Rethinking Detection Based Table Structure Recognition for Visually Rich Documents

Table Structure Recognition (TSR) aims at transforming unstructured table images into structured formats, such as HTML sequences. One type of popular solution is using detection models to detect components of a table, such as columns and rows, then applying a rule-based post-processing method to convert detection results into HTML sequences. However, existing detection-based studies often have the following limitations. First, these studies usually pay more attention to improving the detection performance, which does not necessarily lead to better performance regarding cell-level metrics, such as TEDS. Second, some solutions over-simplify the problem and can miss some critical information. Lastly, even though some studies defined the problem to detect more components to provide as much information as other types of solutions, these studies ignore the fact this problem definition is a multi-label detection because row, projected row header and column header can share identical bounding boxes. Besides, there is often a performance gap between two-stage and transformer-based detection models regarding the structure-only TEDS, even though they have similar performance regarding the COCO metrics. Therefore, we revisit the limitations of existing detection-based solutions, compare two-stage and transformer-based detection models, and identify the key design aspects for the success of a two-stage detection model for the TSR task, including the multi-class problem definition, the aspect ratio for anchor box generation, and the feature generation of the backbone network. We applied simple methods to improve these aspects of the Cascade R-CNN model, achieved state-of-the-art performance, and improved the baseline Cascade R-CNN model by 19.32%, 11.56% and 14.77% regarding the structure-only TEDS on SciTSR, FinTabNet, and PubTables1M datasets.

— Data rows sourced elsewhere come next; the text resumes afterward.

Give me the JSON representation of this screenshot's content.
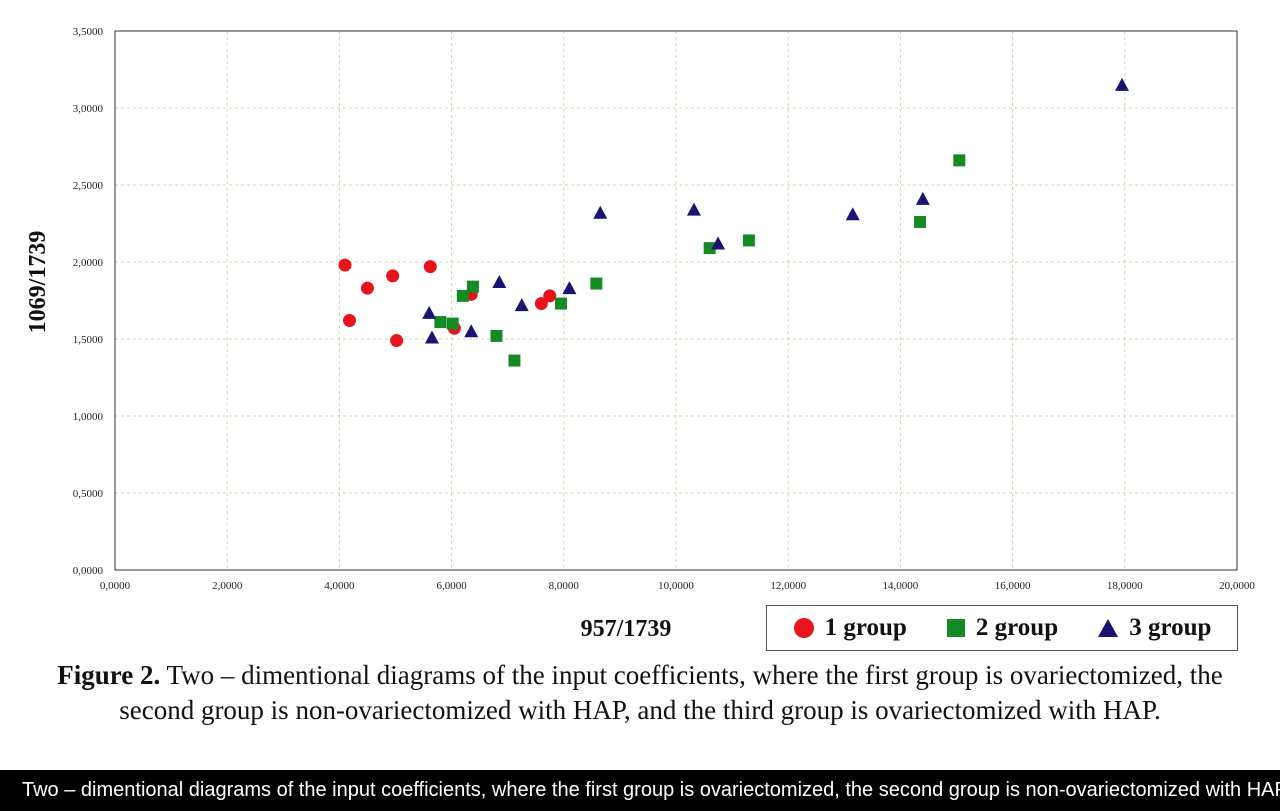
{
  "chart_data": {
    "type": "scatter",
    "xlabel": "957/1739",
    "ylabel": "1069/1739",
    "xlim": [
      0,
      20
    ],
    "ylim": [
      0,
      3.5
    ],
    "x_ticks": [
      "0,0000",
      "2,0000",
      "4,0000",
      "6,0000",
      "8,0000",
      "10,0000",
      "12,0000",
      "14,0000",
      "16,0000",
      "18,0000",
      "20,0000"
    ],
    "y_ticks": [
      "0,0000",
      "0,5000",
      "1,0000",
      "1,5000",
      "2,0000",
      "2,5000",
      "3,0000",
      "3,5000"
    ],
    "grid": true,
    "legend_position": "bottom-right",
    "series": [
      {
        "name": "1 group",
        "marker": "circle",
        "color": "#e8141c",
        "points": [
          [
            4.1,
            1.98
          ],
          [
            4.18,
            1.62
          ],
          [
            4.5,
            1.83
          ],
          [
            4.95,
            1.91
          ],
          [
            5.02,
            1.49
          ],
          [
            5.62,
            1.97
          ],
          [
            6.05,
            1.57
          ],
          [
            6.35,
            1.79
          ],
          [
            7.6,
            1.73
          ],
          [
            7.75,
            1.78
          ]
        ]
      },
      {
        "name": "2 group",
        "marker": "square",
        "color": "#168a25",
        "points": [
          [
            5.8,
            1.61
          ],
          [
            6.02,
            1.6
          ],
          [
            6.2,
            1.78
          ],
          [
            6.38,
            1.84
          ],
          [
            6.8,
            1.52
          ],
          [
            7.12,
            1.36
          ],
          [
            7.95,
            1.73
          ],
          [
            8.58,
            1.86
          ],
          [
            10.6,
            2.09
          ],
          [
            11.3,
            2.14
          ],
          [
            14.35,
            2.26
          ],
          [
            15.05,
            2.66
          ]
        ]
      },
      {
        "name": "3 group",
        "marker": "triangle",
        "color": "#1a1470",
        "points": [
          [
            5.6,
            1.67
          ],
          [
            5.65,
            1.51
          ],
          [
            6.35,
            1.55
          ],
          [
            6.85,
            1.87
          ],
          [
            7.25,
            1.72
          ],
          [
            8.1,
            1.83
          ],
          [
            8.65,
            2.32
          ],
          [
            10.32,
            2.34
          ],
          [
            10.75,
            2.12
          ],
          [
            13.15,
            2.31
          ],
          [
            14.4,
            2.41
          ],
          [
            17.95,
            3.15
          ]
        ]
      }
    ]
  },
  "caption": {
    "label": "Figure 2.",
    "text": " Two – dimentional diagrams of the input coefficients, where the first group is ovariectomized, the second group is non-ovariectomized with HAP, and the third group is ovariectomized with HAP."
  },
  "footer_text": "Two – dimentional diagrams of the input coefficients, where the first group is ovariectomized, the second group is non-ovariectomized with HAP, and the third group is ovariectomized with HAP."
}
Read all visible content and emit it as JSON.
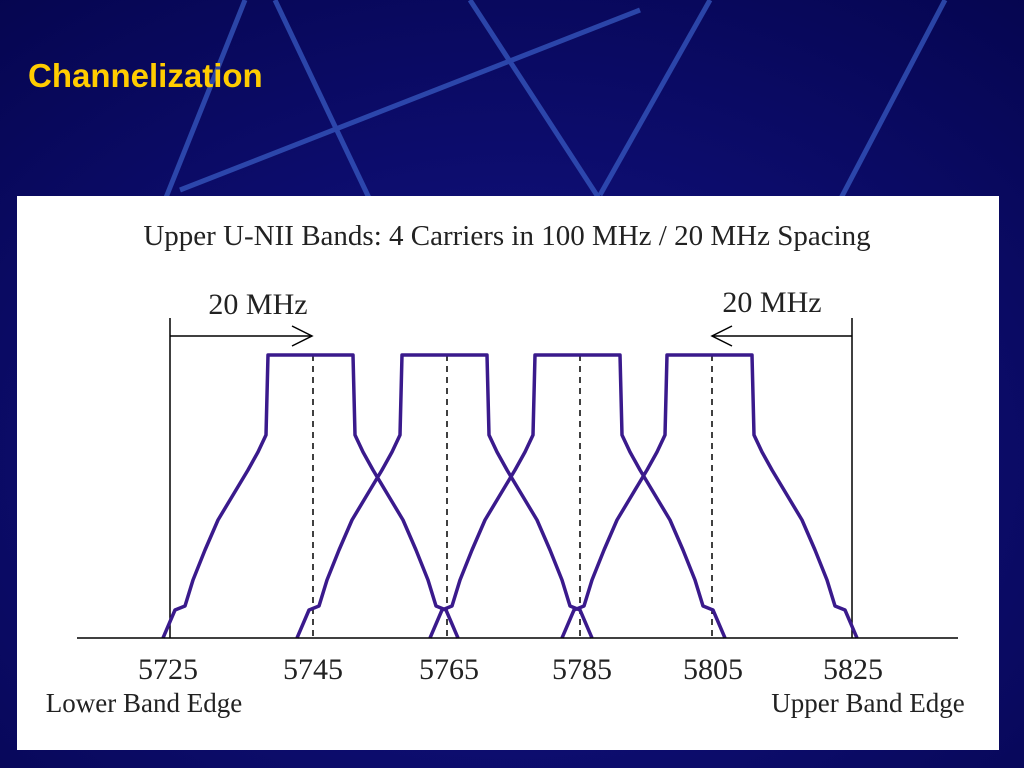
{
  "title": "Channelization",
  "figure": {
    "heading": "Upper U-NII Bands: 4 Carriers in 100 MHz / 20 MHz Spacing",
    "left_spacing_label": "20 MHz",
    "right_spacing_label": "20 MHz",
    "frequencies": [
      "5725",
      "5745",
      "5765",
      "5785",
      "5805",
      "5825"
    ],
    "lower_edge_label": "Lower Band Edge",
    "upper_edge_label": "Upper Band Edge"
  }
}
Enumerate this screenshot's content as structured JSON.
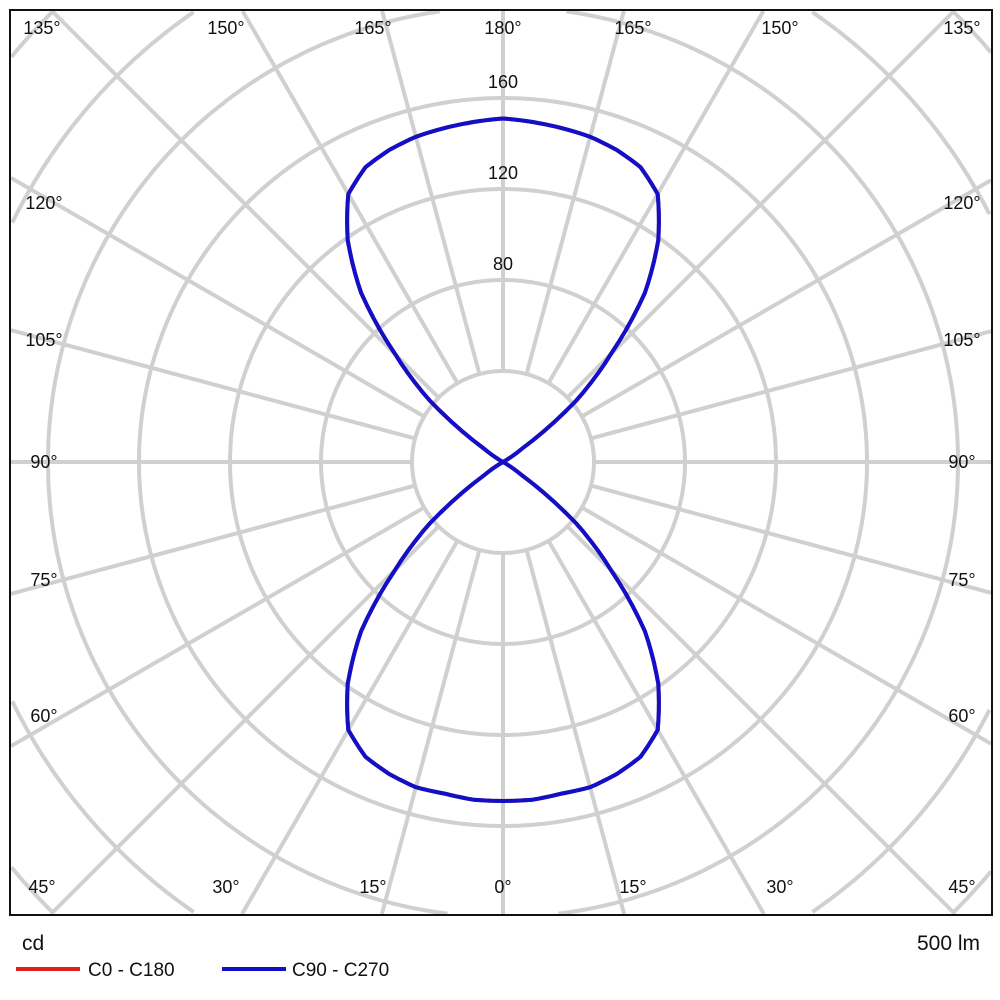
{
  "chart_data": {
    "type": "polar-line",
    "unit_label": "cd",
    "flux_label": "500 lm",
    "radial_ticks": [
      80,
      120,
      160
    ],
    "radial_step": 40,
    "angle_step_deg": 15,
    "angle_labels": {
      "top": [
        "135°",
        "150°",
        "165°",
        "180°",
        "165°",
        "150°",
        "135°"
      ],
      "left": [
        "120°",
        "105°",
        "90°",
        "75°",
        "60°"
      ],
      "right": [
        "120°",
        "105°",
        "90°",
        "75°",
        "60°"
      ],
      "bottom": [
        "45°",
        "30°",
        "15°",
        "0°",
        "15°",
        "30°",
        "45°"
      ]
    },
    "gamma_deg": [
      0,
      5,
      10,
      15,
      20,
      25,
      30,
      35,
      40,
      45,
      50,
      55,
      60,
      90,
      120,
      125,
      130,
      135,
      140,
      145,
      150,
      155,
      160,
      165,
      170,
      175,
      180
    ],
    "series": [
      {
        "name": "C0 - C180",
        "color": "#e0201c",
        "values": [
          149,
          149,
          148,
          148,
          146,
          143,
          136,
          119,
          97,
          67,
          42,
          10,
          0,
          0,
          0,
          10,
          42,
          67,
          97,
          119,
          136,
          143,
          146,
          148,
          149,
          150,
          151
        ]
      },
      {
        "name": "C90 - C270",
        "color": "#1010c8",
        "values": [
          149,
          149,
          148,
          148,
          146,
          143,
          136,
          119,
          97,
          67,
          42,
          10,
          0,
          0,
          0,
          10,
          42,
          67,
          97,
          119,
          136,
          143,
          146,
          148,
          149,
          150,
          151
        ]
      }
    ],
    "grid": true,
    "grid_color": "#d0d0d0",
    "legend_placement": "bottom-left"
  }
}
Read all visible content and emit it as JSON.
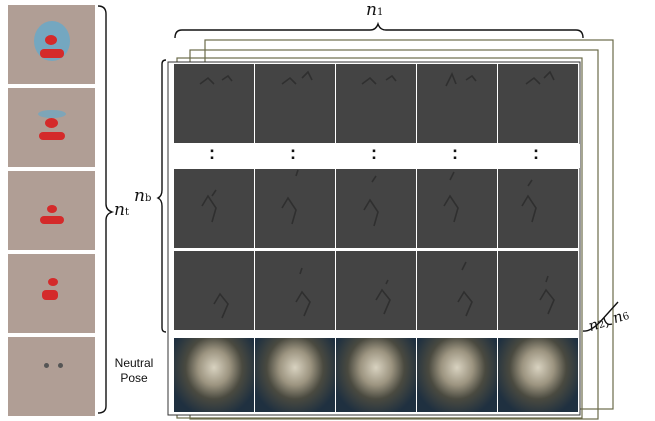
{
  "labels": {
    "n1": "n",
    "n1_sub": "1",
    "nb": "n",
    "nb_sub": "b",
    "nt": "n",
    "nt_sub": "t",
    "n2n6": "n",
    "n2_sub": "2",
    "n6_mid": ", n",
    "n6_sub": "6",
    "neutral_line1": "Neutral",
    "neutral_line2": "Pose",
    "ellipsis": ":"
  },
  "colors": {
    "texture_bg": "#b09e95",
    "blendshape_bg": "#444444",
    "frame_stroke": "#6b6b4a",
    "clown_red": "#d42a2a",
    "clown_blue": "#6aa8c8"
  }
}
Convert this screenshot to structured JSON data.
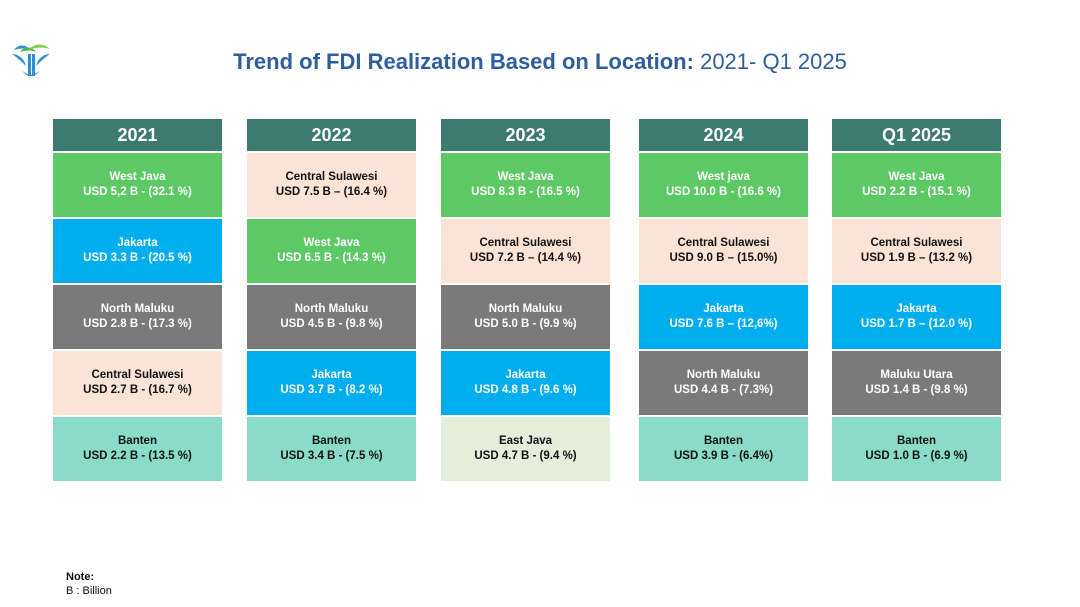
{
  "title": {
    "bold": "Trend of FDI Realization Based on Location:",
    "normal": "2021- Q1 2025"
  },
  "columns": [
    {
      "header": "2021",
      "cells": [
        {
          "name": "West Java",
          "value": "USD 5,2 B - (32.1 %)",
          "color": "#5dc965"
        },
        {
          "name": "Jakarta",
          "value": "USD 3.3 B - (20.5 %)",
          "color": "#00adef"
        },
        {
          "name": "North Maluku",
          "value": "USD 2.8 B - (17.3 %)",
          "color": "#7a7a7a"
        },
        {
          "name": "Central Sulawesi",
          "value": "USD 2.7 B - (16.7 %)",
          "color": "#fbe3d6"
        },
        {
          "name": "Banten",
          "value": "USD 2.2 B - (13.5 %)",
          "color": "#8adcc6"
        }
      ]
    },
    {
      "header": "2022",
      "cells": [
        {
          "name": "Central Sulawesi",
          "value": "USD 7.5 B – (16.4 %)",
          "color": "#fbe3d6"
        },
        {
          "name": "West Java",
          "value": "USD 6.5 B - (14.3 %)",
          "color": "#5dc965"
        },
        {
          "name": "North Maluku",
          "value": "USD 4.5 B - (9.8 %)",
          "color": "#7a7a7a"
        },
        {
          "name": "Jakarta",
          "value": "USD 3.7 B - (8.2 %)",
          "color": "#00adef"
        },
        {
          "name": "Banten",
          "value": "USD 3.4 B - (7.5 %)",
          "color": "#8adcc6"
        }
      ]
    },
    {
      "header": "2023",
      "cells": [
        {
          "name": "West Java",
          "value": "USD 8.3 B - (16.5 %)",
          "color": "#5dc965"
        },
        {
          "name": "Central Sulawesi",
          "value": "USD 7.2 B – (14.4 %)",
          "color": "#fbe3d6"
        },
        {
          "name": "North Maluku",
          "value": "USD 5.0 B - (9.9 %)",
          "color": "#7a7a7a"
        },
        {
          "name": "Jakarta",
          "value": "USD 4.8 B - (9.6 %)",
          "color": "#00adef"
        },
        {
          "name": "East Java",
          "value": "USD 4.7 B - (9.4 %)",
          "color": "#e3efda"
        }
      ]
    },
    {
      "header": "2024",
      "cells": [
        {
          "name": "West java",
          "value": "USD 10.0 B - (16.6 %)",
          "color": "#5dc965"
        },
        {
          "name": "Central Sulawesi",
          "value": "USD 9.0 B – (15.0%)",
          "color": "#fbe3d6"
        },
        {
          "name": "Jakarta",
          "value": "USD 7.6 B – (12,6%)",
          "color": "#00adef"
        },
        {
          "name": "North Maluku",
          "value": "USD 4.4 B - (7.3%)",
          "color": "#7a7a7a"
        },
        {
          "name": "Banten",
          "value": "USD 3.9 B - (6.4%)",
          "color": "#8adcc6"
        }
      ]
    },
    {
      "header": "Q1 2025",
      "cells": [
        {
          "name": "West Java",
          "value": "USD 2.2 B - (15.1 %)",
          "color": "#5dc965"
        },
        {
          "name": "Central Sulawesi",
          "value": "USD 1.9 B – (13.2 %)",
          "color": "#fbe3d6"
        },
        {
          "name": "Jakarta",
          "value": "USD 1.7 B – (12.0 %)",
          "color": "#00adef"
        },
        {
          "name": "Maluku Utara",
          "value": "USD 1.4 B - (9.8 %)",
          "color": "#7a7a7a"
        },
        {
          "name": "Banten",
          "value": "USD 1.0 B - (6.9 %)",
          "color": "#8adcc6"
        }
      ]
    }
  ],
  "note": {
    "heading": "Note:",
    "text": "B :  Billion"
  },
  "logo_icon": "bkpm-leaf-logo-icon"
}
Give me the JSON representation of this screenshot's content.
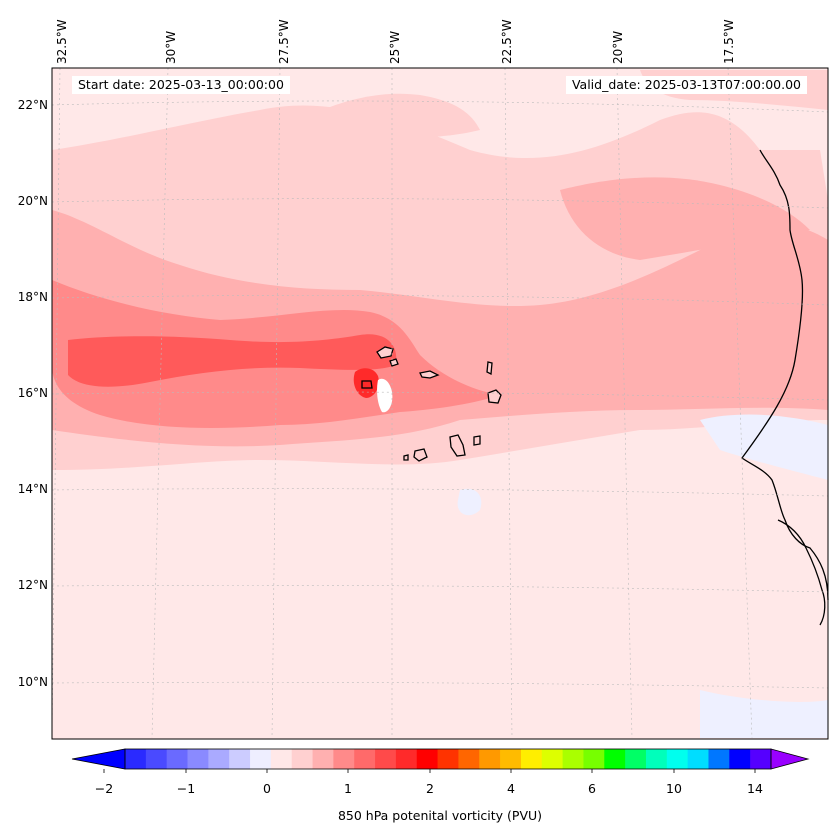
{
  "map": {
    "longitude_labels": [
      "32.5°W",
      "30°W",
      "27.5°W",
      "25°W",
      "22.5°W",
      "20°W",
      "17.5°W"
    ],
    "latitude_labels": [
      "22°N",
      "20°N",
      "18°N",
      "16°N",
      "14°N",
      "12°N",
      "10°N"
    ],
    "start_date": "Start date: 2025-03-13_00:00:00",
    "valid_date": "Valid_date: 2025-03-13T07:00:00.00",
    "field": "850 hPa potential vorticity",
    "colors": {
      "background_level": "#ffe8e8",
      "level_2": "#ffd0d0",
      "level_3": "#ffb0b0",
      "level_4": "#ff8a8a",
      "level_5": "#ff5a5a",
      "level_6": "#ff2a2a",
      "negative_light": "#eef0ff",
      "coastline": "#000000"
    }
  },
  "colorbar": {
    "tick_labels": [
      "−2",
      "−1",
      "0",
      "1",
      "2",
      "4",
      "6",
      "10",
      "14"
    ],
    "label": "850 hPa potenital vorticity (PVU)",
    "colors": [
      "#0000ff",
      "#2a2aff",
      "#4a4aff",
      "#6a6aff",
      "#8a8aff",
      "#aaaaff",
      "#ccccff",
      "#eeeeff",
      "#ffe8e8",
      "#ffd0d0",
      "#ffb0b0",
      "#ff8a8a",
      "#ff6a6a",
      "#ff4a4a",
      "#ff2a2a",
      "#ff0000",
      "#ff3300",
      "#ff6600",
      "#ff9900",
      "#ffbb00",
      "#ffee00",
      "#ddff00",
      "#aaff00",
      "#77ff00",
      "#00ff00",
      "#00ff66",
      "#00ffbb",
      "#00ffee",
      "#00ddff",
      "#0077ff",
      "#0000ff",
      "#5500ff",
      "#9900ff"
    ]
  }
}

翻译：表格结构识别旨在将非结构化的表格图像转换为结构化格式，例如HTML序列。一类常用解决方案是使用检测模型识别表格的组件（如列和行），然后通过基于规则的后处理方法将检测结果转换为HTML序列。然而，现有基于检测的研究通常存在以下局限：首先，这些研究往往更关注提升检测性能，但这并不必然提升单元格级指标（如TEDS）的表现；其次，部分方案过度简化问题，可能遗漏关键信息；最后，尽管有些研究通过定义检测更多组件来提供与其他解决方案相当的信息量，但这些研究忽略了该问题定义本质上是多标签检测问题——因为行、投影行标题和列标题可能共享相同的包围框。此外，两阶段检测模型与基于Transformer的检测模型在仅结构TEDS指标上存在性能差距，尽管它们在COCO指标上表现相近。因此，我们重新审视现有基于检测方案的局限性，对比两阶段模型与基于Transformer的检测模型，并识别出两阶段检测模型在表格结构识别任务中成功的关键设计要素，包括多类别问题定义、锚框生成的长宽比设置以及骨干网络的特征生成。我们采用简单方法改进了Cascade R-CNN模型的这些方面，在SciTSR、FinTabNet和PubTables1M数据集上仅结构TEDS指标分别提升19.32%、11.56%和14.77%，达到了当前最优性能。